Swati had to learn quickly how to care for someone with complex cognitive impairments, including hearing loss, vision loss, cognitive fatigue, and the rare condition of retrograde amnesia—forgetting everything that happened before the injury. On top of that, she had to find out how to navigate the complex healthcare system and provide emotional support to both Prateek and their young daughters. For years, she was forced to fight for their insurance company to recognize that Prateek’s profound memory loss qualified as a disability—the insurer wanted him to go back to work.
The challenges of caring for someone with an ABI can be immense. Because ABIs happen so suddenly, they leave caregivers with little time to prepare. From almost one moment to the next, caregivers must adapt to the newfound needs of their loved ones, providing physical, emotional, and practical support.
Both Swati and Prateek note that the help they’ve received has been invaluable, from her parents who moved from India to help, to a community of friends, local doctors and therapists, peer support groups such as BIST and CHIRS, and the Canadian government. But for Swati, the journey has not been easy, and she’s had to make major life adjustments to provide Prateek with the support he’s needed, leaving little time for herself.
Prateek explains that “apart from taking care of myself—including timely intake of the right medicines, adequate diet and exercise to fight my diabetes, along with a daily struggle with fatigue, sleeplessness, and other shortcomings, as well as keeping in constant touch with my therapists and doctors—I don’t have that much to do. Swati, on the other hand, has so much more on her plate—like taking care of the kids, caring for me, attending to her work, her social circle, and tending to her many hobbies from dancing, to cooking, to painting, to travelling.

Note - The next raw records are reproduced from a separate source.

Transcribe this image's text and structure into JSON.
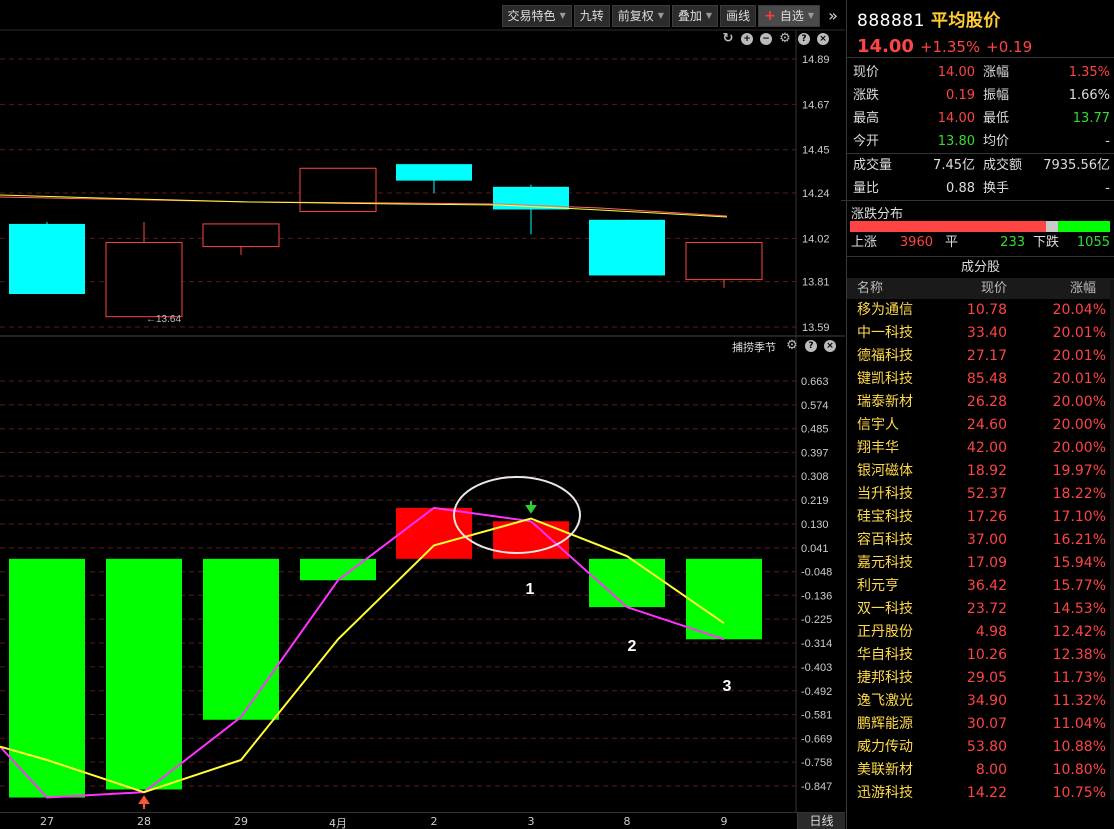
{
  "toolbar": {
    "items": [
      "交易特色",
      "九转",
      "前复权",
      "叠加",
      "画线",
      "自选"
    ],
    "more": "»"
  },
  "main_chart": {
    "price_ticks": [
      "14.89",
      "14.67",
      "14.45",
      "14.24",
      "14.02",
      "13.81",
      "13.59"
    ],
    "low_annotation": "←13.64",
    "candles": [
      {
        "open": 14.09,
        "close": 13.75,
        "high": 14.1,
        "low": 13.75,
        "color": "cyan"
      },
      {
        "open": 13.64,
        "close": 14.0,
        "high": 14.1,
        "low": 13.64,
        "color": "red"
      },
      {
        "open": 13.98,
        "close": 14.09,
        "high": 14.09,
        "low": 13.94,
        "color": "red"
      },
      {
        "open": 14.15,
        "close": 14.36,
        "high": 14.36,
        "low": 14.15,
        "color": "red"
      },
      {
        "open": 14.38,
        "close": 14.3,
        "high": 14.38,
        "low": 14.24,
        "color": "cyan"
      },
      {
        "open": 14.27,
        "close": 14.16,
        "high": 14.28,
        "low": 14.04,
        "color": "cyan"
      },
      {
        "open": 14.11,
        "close": 13.84,
        "high": 14.11,
        "low": 13.84,
        "color": "cyan"
      },
      {
        "open": 13.82,
        "close": 14.0,
        "high": 14.0,
        "low": 13.78,
        "color": "red"
      }
    ]
  },
  "indicator": {
    "name": "捕捞季节",
    "ticks": [
      "0.663",
      "0.574",
      "0.485",
      "0.397",
      "0.308",
      "0.219",
      "0.130",
      "0.041",
      "-0.048",
      "-0.136",
      "-0.225",
      "-0.314",
      "-0.403",
      "-0.492",
      "-0.581",
      "-0.669",
      "-0.758",
      "-0.847"
    ],
    "bars": [
      -0.89,
      -0.86,
      -0.6,
      -0.08,
      0.19,
      0.14,
      -0.18,
      -0.3
    ],
    "magenta": [
      -0.7,
      -0.89,
      -0.87,
      -0.59,
      -0.08,
      0.19,
      0.14,
      -0.18,
      -0.3
    ],
    "yellow": [
      -0.7,
      -0.75,
      -0.87,
      -0.75,
      -0.3,
      0.05,
      0.15,
      0.01,
      -0.24
    ],
    "annotations": [
      "1",
      "2",
      "3"
    ]
  },
  "dates": [
    "27",
    "28",
    "29",
    "4月",
    "2",
    "3",
    "8",
    "9"
  ],
  "period_button": "日线",
  "stock": {
    "code": "888881",
    "name": "平均股价",
    "price": "14.00",
    "change_pct": "+1.35%",
    "change": "+0.19"
  },
  "quote": {
    "rows": [
      {
        "k1": "现价",
        "v1": "14.00",
        "c1": "red",
        "k2": "涨幅",
        "v2": "1.35%",
        "c2": "red"
      },
      {
        "k1": "涨跌",
        "v1": "0.19",
        "c1": "red",
        "k2": "振幅",
        "v2": "1.66%",
        "c2": "white"
      },
      {
        "k1": "最高",
        "v1": "14.00",
        "c1": "red",
        "k2": "最低",
        "v2": "13.77",
        "c2": "green"
      },
      {
        "k1": "今开",
        "v1": "13.80",
        "c1": "green",
        "k2": "均价",
        "v2": "-",
        "c2": "white"
      }
    ],
    "rows2": [
      {
        "k1": "成交量",
        "v1": "7.45亿",
        "c1": "white",
        "k2": "成交额",
        "v2": "7935.56亿",
        "c2": "white"
      },
      {
        "k1": "量比",
        "v1": "0.88",
        "c1": "white",
        "k2": "换手",
        "v2": "-",
        "c2": "white"
      }
    ]
  },
  "distribution": {
    "title": "涨跌分布",
    "up_label": "上涨",
    "up": "3960",
    "flat_label": "平",
    "flat": "233",
    "down_label": "下跌",
    "down": "1055"
  },
  "constituents": {
    "title": "成分股",
    "headers": [
      "名称",
      "现价",
      "涨幅"
    ],
    "rows": [
      [
        "移为通信",
        "10.78",
        "20.04%"
      ],
      [
        "中一科技",
        "33.40",
        "20.01%"
      ],
      [
        "德福科技",
        "27.17",
        "20.01%"
      ],
      [
        "键凯科技",
        "85.48",
        "20.01%"
      ],
      [
        "瑞泰新材",
        "26.28",
        "20.00%"
      ],
      [
        "信宇人",
        "24.60",
        "20.00%"
      ],
      [
        "翔丰华",
        "42.00",
        "20.00%"
      ],
      [
        "银河磁体",
        "18.92",
        "19.97%"
      ],
      [
        "当升科技",
        "52.37",
        "18.22%"
      ],
      [
        "硅宝科技",
        "17.26",
        "17.10%"
      ],
      [
        "容百科技",
        "37.00",
        "16.21%"
      ],
      [
        "嘉元科技",
        "17.09",
        "15.94%"
      ],
      [
        "利元亨",
        "36.42",
        "15.77%"
      ],
      [
        "双一科技",
        "23.72",
        "14.53%"
      ],
      [
        "正丹股份",
        "4.98",
        "12.42%"
      ],
      [
        "华自科技",
        "10.26",
        "12.38%"
      ],
      [
        "捷邦科技",
        "29.05",
        "11.73%"
      ],
      [
        "逸飞激光",
        "34.90",
        "11.32%"
      ],
      [
        "鹏辉能源",
        "30.07",
        "11.04%"
      ],
      [
        "威力传动",
        "53.80",
        "10.88%"
      ],
      [
        "美联新材",
        "8.00",
        "10.80%"
      ],
      [
        "迅游科技",
        "14.22",
        "10.75%"
      ]
    ]
  },
  "colors": {
    "up": "#ff4444",
    "down": "#00ffff",
    "ind_up": "#ff0000",
    "ind_down": "#00ff00",
    "magenta": "#ff33ff",
    "yellow": "#ffff33",
    "label_yellow": "#ffd94a"
  }
}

She’s also in charge of the household, from driving, to groceries, to managing money,” Prateek says. “So if you see an improvement in someone with an invisible disability, please recognize that in them. And be sure to recognize the work of their caregivers.”

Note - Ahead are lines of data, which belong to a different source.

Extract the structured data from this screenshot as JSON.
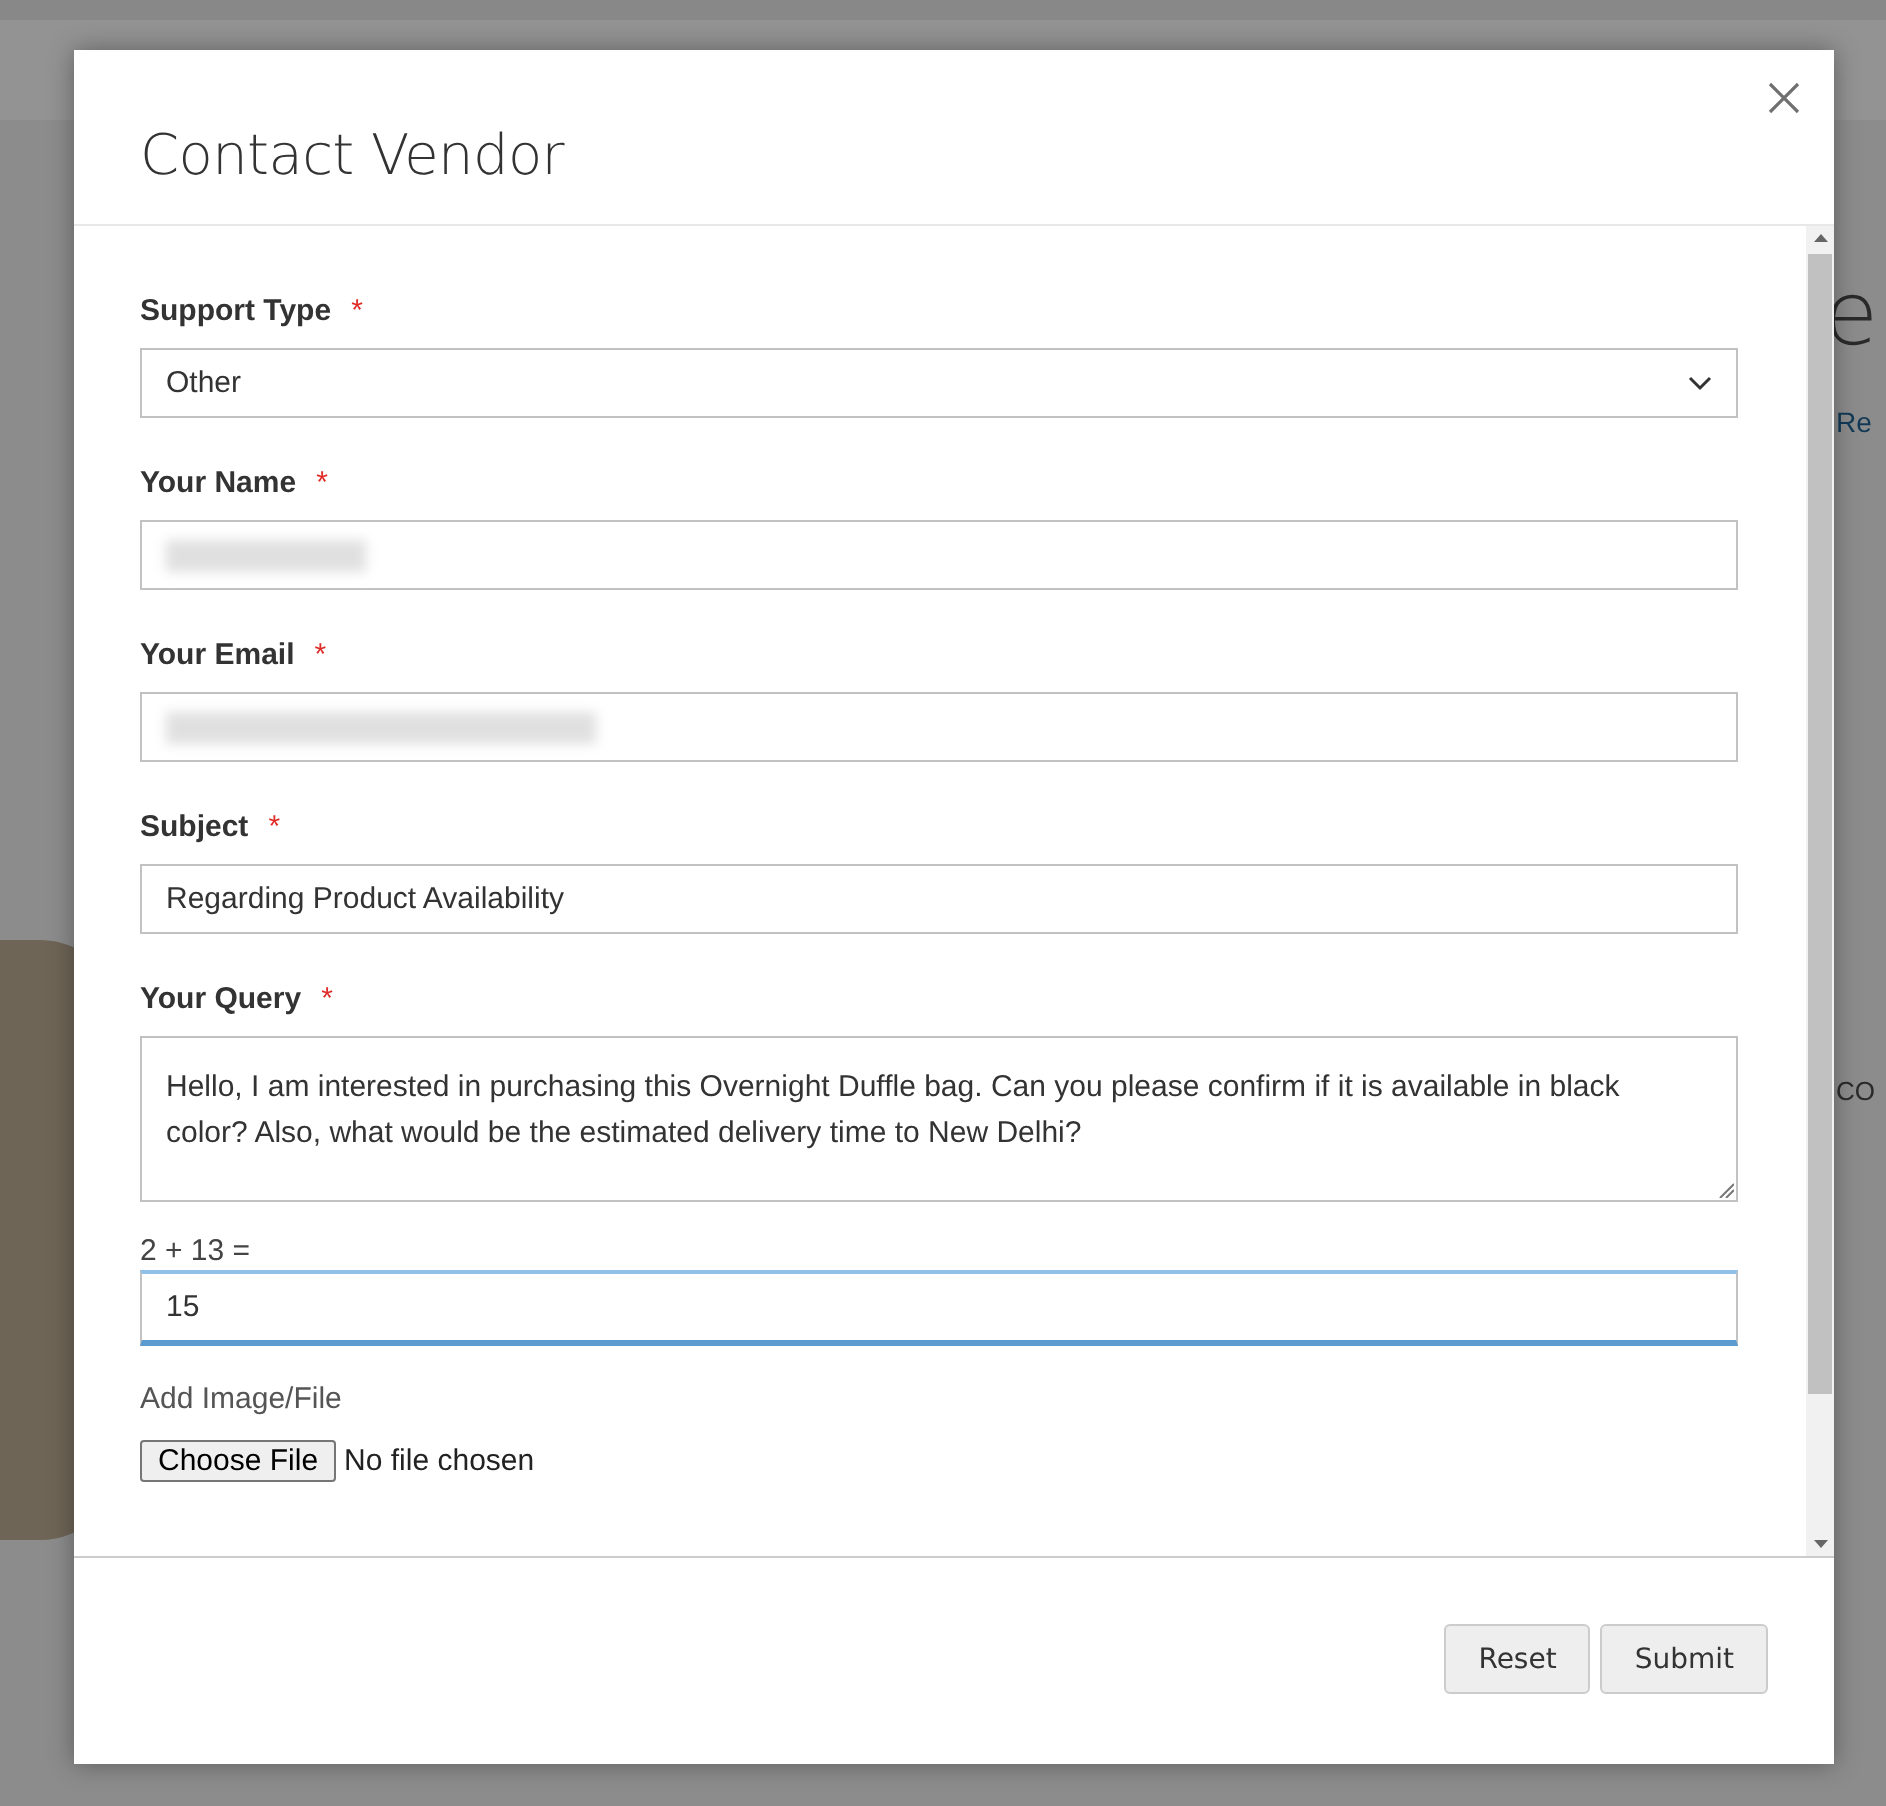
{
  "background": {
    "heading_fragment": "e",
    "link_fragment": "Re",
    "tab_fragment": "CO"
  },
  "modal": {
    "title": "Contact Vendor",
    "fields": [
      {
        "kind": "select",
        "label": "Support Type",
        "required_mark": "*",
        "value": "Other"
      },
      {
        "kind": "redacted",
        "label": "Your Name",
        "required_mark": "*"
      },
      {
        "kind": "redacted",
        "label": "Your Email",
        "required_mark": "*"
      },
      {
        "kind": "text",
        "label": "Subject",
        "required_mark": "*",
        "value": "Regarding Product Availability"
      },
      {
        "kind": "textarea",
        "label": "Your Query",
        "required_mark": "*",
        "value": "Hello, I am interested in purchasing this Overnight Duffle bag. Can you please confirm if it is available in black color? Also, what would be the estimated delivery time to New Delhi?"
      },
      {
        "kind": "captcha",
        "label": "2 + 13 =",
        "value": "15",
        "focused": true
      },
      {
        "kind": "file",
        "label": "Add Image/File",
        "button": "Choose File",
        "status": "No file chosen"
      }
    ],
    "buttons": [
      "Reset",
      "Submit"
    ]
  }
}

Engaging survivors to improve research
As part of our Making the Invisible Visible campaign, Brain Canada speaks to real Canadians living with brain injuries like Prateek and Swati, so we can tell their stories. Driven by our commitment to ensuring that the research we fund leads to real impact for Canadians living with brain conditions, Brain Canada is engaged in an extensive stakeholder consultation exercise led by Dr. Anneliese Poetz, Senior Program Manager, Knowledge Mobilization for Social Innovation at Brain Canada.

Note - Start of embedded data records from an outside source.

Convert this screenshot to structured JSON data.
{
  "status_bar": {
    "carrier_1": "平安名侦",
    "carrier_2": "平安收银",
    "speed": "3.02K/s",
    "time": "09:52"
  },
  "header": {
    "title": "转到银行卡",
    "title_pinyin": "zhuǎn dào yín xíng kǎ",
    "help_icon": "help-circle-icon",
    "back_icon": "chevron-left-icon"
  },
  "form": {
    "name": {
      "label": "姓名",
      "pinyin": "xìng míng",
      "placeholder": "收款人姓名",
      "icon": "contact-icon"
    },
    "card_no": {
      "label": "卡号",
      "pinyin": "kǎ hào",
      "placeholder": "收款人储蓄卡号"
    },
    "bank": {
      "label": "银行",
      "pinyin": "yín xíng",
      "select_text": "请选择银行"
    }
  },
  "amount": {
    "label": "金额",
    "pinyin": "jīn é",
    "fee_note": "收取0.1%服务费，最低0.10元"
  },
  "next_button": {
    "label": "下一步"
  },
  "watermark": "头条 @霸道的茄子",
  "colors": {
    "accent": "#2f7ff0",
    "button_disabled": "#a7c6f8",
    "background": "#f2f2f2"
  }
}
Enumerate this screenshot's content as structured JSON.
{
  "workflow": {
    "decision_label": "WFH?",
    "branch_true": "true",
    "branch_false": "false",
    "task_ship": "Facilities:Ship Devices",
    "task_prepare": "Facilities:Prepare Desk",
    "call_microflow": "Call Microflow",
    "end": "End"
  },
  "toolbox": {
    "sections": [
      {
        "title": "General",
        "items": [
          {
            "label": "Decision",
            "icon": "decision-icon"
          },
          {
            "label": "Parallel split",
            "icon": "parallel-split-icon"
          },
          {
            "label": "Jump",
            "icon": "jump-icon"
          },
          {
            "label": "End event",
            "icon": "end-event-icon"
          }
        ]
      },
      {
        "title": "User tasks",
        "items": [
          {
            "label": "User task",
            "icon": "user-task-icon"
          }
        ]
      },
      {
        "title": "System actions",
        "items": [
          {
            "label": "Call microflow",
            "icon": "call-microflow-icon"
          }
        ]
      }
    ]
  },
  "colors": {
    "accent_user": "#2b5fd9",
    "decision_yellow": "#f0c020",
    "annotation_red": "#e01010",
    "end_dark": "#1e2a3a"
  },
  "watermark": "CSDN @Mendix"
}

For people with a brain injury, there is no map. To achieve research impact, you need to put the time and effort into finding out what the actual problems and priorities are. We’re encouraging research outcomes that directly help people and can better improve practice and policy.Dr. Poetz
Thanks to the generous support of the Galati Family and their gift of $850,000, Brain Canada is developing a pioneering project on brain injury to ground its funded research in the needs of diverse stakeholders.
“We are energized by this new approach,” says Dr. Viviane Poupon, President, and CEO of Brain Canada. “Engaging stakeholders in this way aligns with Brain Canada’s mission to advance a better understanding of the brain—and improve the lives of Canadians who are directly affected by brain disease or injury.”